Particle Scattering Sampler for llama.cpp
https://github.com/IceFog72/llama.cpp
I added an experimental sampler to llama.cpp
called scatter
The short version: it slightly smooths the model’s next-token probability distribution inside the already-selected top candidates. It is meant to make generation less rigid without doing the usual “raise temperature and wake up the garbage tail” thing.
It uses a light-scattering metaphor, but the implementation is not real physics. The actual operation is much simpler: a cheap local diffusion / moving-average step over token rank.
Think of the model’s next-token distribution as a beam. The strongest candidate is rank 1, the next strongest is rank 2, and so on. scatter
lets nearby ranks exchange a little probability mass. Rank 1 can lose some mass to rank 2, 3, 4, etc. Rank 5 can exchange with nearby ranks.
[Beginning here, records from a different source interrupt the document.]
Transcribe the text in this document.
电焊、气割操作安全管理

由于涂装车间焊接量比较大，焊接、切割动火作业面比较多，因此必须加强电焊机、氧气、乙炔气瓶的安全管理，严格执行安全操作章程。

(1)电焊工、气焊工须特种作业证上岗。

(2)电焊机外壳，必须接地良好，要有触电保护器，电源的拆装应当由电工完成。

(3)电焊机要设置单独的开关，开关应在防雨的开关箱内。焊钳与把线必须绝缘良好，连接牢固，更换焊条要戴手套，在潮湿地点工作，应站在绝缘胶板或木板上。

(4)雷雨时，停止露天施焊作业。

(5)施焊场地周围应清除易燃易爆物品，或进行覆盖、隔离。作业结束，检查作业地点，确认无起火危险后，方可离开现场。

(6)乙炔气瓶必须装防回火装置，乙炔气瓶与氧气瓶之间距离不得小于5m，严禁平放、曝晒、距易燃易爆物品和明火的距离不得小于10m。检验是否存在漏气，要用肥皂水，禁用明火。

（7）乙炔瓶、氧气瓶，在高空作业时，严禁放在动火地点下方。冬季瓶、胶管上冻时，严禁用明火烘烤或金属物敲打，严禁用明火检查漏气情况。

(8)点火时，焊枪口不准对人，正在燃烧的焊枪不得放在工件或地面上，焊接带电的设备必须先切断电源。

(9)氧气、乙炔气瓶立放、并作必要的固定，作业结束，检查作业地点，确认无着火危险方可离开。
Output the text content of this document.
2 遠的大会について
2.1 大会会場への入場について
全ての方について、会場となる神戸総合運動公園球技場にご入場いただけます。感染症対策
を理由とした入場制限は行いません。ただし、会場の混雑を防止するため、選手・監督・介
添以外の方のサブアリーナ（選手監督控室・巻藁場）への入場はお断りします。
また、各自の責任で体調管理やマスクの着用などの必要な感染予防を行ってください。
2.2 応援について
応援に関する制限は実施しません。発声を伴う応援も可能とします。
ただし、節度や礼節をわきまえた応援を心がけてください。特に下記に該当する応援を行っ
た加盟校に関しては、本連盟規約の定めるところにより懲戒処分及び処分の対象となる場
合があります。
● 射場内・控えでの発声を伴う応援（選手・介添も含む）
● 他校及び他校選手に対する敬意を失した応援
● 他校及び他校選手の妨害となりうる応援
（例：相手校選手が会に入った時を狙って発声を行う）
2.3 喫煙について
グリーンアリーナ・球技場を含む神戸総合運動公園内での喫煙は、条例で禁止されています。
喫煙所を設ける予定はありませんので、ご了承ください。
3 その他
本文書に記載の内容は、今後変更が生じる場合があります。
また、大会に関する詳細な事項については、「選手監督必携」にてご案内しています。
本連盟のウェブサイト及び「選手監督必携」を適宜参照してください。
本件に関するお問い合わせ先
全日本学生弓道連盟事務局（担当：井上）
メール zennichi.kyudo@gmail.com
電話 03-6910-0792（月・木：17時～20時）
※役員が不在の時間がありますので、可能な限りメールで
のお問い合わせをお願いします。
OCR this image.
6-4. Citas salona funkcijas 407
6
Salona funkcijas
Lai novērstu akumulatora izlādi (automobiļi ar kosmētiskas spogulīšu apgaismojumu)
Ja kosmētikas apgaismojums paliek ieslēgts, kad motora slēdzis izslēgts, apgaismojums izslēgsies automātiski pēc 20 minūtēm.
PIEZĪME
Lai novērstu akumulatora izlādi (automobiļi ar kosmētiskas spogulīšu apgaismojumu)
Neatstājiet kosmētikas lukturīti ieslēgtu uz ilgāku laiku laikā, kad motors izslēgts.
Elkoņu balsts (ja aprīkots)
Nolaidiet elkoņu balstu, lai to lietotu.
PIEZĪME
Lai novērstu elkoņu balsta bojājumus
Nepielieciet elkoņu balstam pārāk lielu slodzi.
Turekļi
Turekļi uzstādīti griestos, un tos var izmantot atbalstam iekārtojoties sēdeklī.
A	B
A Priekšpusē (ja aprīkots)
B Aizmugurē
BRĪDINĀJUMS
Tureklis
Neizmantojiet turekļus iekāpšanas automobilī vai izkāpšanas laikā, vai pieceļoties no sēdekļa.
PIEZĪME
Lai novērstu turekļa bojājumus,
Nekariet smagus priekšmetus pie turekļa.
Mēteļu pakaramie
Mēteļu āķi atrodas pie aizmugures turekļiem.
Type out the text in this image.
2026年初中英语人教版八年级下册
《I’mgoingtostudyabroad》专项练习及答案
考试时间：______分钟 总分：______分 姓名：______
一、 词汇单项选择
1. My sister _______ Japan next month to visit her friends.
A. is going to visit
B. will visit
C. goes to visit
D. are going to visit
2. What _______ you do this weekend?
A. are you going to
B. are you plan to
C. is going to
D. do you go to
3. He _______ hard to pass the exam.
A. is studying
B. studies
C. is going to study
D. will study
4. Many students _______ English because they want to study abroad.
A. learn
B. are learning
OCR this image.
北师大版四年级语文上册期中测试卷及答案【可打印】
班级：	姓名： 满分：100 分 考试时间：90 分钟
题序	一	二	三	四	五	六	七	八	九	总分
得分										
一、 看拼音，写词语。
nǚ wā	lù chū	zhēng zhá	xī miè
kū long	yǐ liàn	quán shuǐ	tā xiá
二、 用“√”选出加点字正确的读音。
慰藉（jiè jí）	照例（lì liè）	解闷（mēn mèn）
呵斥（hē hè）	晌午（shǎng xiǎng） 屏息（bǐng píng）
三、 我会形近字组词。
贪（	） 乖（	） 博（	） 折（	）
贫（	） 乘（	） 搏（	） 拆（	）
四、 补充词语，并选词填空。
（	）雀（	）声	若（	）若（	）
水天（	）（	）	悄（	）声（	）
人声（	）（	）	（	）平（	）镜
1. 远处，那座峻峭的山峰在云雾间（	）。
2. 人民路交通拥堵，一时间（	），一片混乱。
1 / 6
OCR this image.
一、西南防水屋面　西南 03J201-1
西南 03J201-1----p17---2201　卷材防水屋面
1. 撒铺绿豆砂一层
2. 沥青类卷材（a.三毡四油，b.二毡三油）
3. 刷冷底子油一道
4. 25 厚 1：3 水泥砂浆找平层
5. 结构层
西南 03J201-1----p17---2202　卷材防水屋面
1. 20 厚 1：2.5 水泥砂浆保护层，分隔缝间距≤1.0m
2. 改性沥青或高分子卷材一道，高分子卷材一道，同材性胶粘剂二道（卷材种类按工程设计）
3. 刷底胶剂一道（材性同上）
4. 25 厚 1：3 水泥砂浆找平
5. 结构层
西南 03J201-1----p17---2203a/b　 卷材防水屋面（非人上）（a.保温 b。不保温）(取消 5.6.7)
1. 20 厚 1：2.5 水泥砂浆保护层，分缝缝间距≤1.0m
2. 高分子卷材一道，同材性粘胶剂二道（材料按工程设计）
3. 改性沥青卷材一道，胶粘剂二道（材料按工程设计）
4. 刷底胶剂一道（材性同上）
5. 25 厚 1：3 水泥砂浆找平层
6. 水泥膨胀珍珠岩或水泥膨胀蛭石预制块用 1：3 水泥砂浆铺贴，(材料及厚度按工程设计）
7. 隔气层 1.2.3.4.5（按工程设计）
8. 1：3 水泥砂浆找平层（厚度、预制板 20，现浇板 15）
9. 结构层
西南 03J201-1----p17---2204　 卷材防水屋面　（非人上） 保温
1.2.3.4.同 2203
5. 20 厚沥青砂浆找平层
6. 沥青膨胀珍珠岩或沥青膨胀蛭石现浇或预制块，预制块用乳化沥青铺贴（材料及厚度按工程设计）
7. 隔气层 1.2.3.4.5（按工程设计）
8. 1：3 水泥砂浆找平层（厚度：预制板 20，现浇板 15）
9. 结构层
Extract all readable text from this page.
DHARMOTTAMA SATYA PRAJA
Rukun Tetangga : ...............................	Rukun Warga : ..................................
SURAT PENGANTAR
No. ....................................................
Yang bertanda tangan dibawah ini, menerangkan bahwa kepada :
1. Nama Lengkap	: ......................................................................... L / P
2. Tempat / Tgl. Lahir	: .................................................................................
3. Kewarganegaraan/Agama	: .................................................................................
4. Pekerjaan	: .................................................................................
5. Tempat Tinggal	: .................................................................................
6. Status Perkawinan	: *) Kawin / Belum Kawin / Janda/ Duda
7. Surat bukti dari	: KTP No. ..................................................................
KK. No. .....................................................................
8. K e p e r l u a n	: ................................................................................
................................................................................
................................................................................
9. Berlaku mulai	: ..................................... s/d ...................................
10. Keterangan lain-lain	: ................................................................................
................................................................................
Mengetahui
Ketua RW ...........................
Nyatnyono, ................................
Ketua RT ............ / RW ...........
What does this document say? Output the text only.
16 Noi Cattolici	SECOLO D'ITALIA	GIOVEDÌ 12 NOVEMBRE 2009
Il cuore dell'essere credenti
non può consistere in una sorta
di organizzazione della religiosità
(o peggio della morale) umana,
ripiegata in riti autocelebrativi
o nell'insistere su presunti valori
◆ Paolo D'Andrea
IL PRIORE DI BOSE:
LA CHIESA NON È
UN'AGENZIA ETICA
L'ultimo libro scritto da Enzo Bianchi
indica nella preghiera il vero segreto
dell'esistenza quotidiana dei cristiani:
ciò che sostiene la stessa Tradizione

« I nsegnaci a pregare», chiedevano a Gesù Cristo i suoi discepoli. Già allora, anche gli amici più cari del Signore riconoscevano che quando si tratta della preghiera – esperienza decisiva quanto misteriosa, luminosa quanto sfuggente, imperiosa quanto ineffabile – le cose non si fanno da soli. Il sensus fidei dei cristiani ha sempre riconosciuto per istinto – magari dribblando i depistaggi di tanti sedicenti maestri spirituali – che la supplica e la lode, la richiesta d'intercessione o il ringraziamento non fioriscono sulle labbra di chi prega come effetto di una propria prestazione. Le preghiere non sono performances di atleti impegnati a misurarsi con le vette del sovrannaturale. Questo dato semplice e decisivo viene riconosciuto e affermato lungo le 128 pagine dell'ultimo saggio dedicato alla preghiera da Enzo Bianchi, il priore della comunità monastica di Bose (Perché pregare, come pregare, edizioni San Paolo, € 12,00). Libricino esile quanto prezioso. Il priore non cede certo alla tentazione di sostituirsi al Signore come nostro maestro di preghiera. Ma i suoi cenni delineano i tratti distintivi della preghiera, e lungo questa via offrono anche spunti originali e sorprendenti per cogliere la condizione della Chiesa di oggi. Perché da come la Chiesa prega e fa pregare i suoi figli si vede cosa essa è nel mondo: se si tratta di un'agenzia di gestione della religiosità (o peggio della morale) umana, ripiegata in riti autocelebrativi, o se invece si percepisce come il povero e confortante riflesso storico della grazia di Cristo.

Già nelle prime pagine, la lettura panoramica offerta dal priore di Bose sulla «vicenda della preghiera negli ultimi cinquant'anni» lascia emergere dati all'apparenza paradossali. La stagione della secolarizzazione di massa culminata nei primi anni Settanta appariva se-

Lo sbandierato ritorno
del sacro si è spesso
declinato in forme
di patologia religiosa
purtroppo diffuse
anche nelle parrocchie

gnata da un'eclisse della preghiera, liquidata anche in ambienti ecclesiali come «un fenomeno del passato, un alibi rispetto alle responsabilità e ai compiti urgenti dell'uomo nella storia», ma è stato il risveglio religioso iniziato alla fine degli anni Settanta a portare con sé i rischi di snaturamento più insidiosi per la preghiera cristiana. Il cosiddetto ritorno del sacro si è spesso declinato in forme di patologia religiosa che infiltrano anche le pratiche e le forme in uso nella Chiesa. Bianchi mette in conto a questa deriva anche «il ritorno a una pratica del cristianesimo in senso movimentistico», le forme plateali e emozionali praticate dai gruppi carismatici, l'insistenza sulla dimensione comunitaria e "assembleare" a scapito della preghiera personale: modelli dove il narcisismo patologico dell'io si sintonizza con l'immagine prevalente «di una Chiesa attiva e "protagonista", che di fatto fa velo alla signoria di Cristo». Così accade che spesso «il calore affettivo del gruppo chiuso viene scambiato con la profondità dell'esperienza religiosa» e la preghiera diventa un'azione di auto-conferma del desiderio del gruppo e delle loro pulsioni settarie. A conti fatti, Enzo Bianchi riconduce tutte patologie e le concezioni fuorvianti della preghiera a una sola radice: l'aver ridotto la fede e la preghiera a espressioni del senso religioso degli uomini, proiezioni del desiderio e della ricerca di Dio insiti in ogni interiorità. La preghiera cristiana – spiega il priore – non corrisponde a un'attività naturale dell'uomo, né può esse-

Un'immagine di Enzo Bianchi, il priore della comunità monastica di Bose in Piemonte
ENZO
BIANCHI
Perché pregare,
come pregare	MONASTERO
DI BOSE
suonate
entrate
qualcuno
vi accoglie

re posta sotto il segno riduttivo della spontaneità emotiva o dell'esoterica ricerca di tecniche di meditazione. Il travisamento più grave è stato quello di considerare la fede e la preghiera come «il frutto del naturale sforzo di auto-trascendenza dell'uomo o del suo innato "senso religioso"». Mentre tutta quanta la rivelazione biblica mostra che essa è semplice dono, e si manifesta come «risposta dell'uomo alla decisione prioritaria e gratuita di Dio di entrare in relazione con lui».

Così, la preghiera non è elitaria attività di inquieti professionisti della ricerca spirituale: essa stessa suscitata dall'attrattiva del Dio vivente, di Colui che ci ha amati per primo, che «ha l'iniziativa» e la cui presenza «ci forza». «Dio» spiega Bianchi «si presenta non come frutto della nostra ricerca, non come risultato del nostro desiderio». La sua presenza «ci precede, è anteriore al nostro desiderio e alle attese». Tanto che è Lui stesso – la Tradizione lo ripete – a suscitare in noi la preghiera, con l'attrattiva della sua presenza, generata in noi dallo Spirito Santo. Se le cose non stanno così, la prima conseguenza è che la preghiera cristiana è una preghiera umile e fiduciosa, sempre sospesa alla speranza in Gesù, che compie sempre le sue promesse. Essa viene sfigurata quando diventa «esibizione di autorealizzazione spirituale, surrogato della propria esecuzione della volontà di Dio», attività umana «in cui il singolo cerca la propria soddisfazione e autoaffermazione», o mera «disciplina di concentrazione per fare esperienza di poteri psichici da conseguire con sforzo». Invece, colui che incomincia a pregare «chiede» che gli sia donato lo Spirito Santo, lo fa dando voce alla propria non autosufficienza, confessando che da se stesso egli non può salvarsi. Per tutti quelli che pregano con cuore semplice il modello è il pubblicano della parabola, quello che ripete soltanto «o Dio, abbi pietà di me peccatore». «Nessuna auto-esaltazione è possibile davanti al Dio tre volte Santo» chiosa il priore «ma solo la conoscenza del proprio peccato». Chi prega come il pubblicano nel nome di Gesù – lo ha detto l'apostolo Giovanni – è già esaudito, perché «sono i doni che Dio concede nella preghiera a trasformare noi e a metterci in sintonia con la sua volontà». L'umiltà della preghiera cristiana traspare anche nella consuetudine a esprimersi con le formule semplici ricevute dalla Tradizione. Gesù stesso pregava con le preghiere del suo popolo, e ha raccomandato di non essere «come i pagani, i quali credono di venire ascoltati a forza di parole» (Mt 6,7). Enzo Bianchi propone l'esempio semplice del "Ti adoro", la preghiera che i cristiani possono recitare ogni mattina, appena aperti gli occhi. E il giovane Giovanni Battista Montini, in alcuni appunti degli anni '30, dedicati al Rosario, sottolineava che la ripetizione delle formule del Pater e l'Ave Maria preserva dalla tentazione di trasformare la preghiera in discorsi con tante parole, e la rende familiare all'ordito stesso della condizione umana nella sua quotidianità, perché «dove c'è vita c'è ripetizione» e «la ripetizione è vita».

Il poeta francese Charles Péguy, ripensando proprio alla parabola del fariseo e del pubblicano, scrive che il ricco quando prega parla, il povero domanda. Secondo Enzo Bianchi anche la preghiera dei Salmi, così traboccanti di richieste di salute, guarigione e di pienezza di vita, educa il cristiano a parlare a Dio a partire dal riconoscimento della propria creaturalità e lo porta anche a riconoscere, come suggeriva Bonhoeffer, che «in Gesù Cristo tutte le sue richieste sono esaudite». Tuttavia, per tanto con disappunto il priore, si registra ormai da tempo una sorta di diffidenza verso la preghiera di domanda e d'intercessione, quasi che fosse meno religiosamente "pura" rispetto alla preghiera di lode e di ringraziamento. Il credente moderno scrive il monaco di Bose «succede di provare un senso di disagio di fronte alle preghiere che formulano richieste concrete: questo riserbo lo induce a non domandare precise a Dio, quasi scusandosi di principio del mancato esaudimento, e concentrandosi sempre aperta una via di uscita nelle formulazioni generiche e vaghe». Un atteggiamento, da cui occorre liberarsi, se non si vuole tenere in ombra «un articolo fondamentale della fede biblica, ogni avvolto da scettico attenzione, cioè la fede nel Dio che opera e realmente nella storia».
But it does not pull random deep-tail tokens into play.
That is the main point:
flatten the head of the distribution without leaking probability into the deep tail.
Status
Implemented and tested as an experimental sampler for llama.cpp
What is currently implemented:
- Native sampler API: - llama_sampler_init_scatter(...)
- llama_sampler_init_scatter_ext(...)
- Sampler-chain name: scatter
- Sampler-chain character: r
- Included in the default sampler chain between xtc
and temperature
- Disabled by default: with default parameters it returns a noop sampler
- Fixed scattering strength
- Optional adaptive strength using entropy feedback
- Optional repeated-token absorption
- Optional collision / mean-free-path gating
- Invariant tests in tests/test-sampling.cpp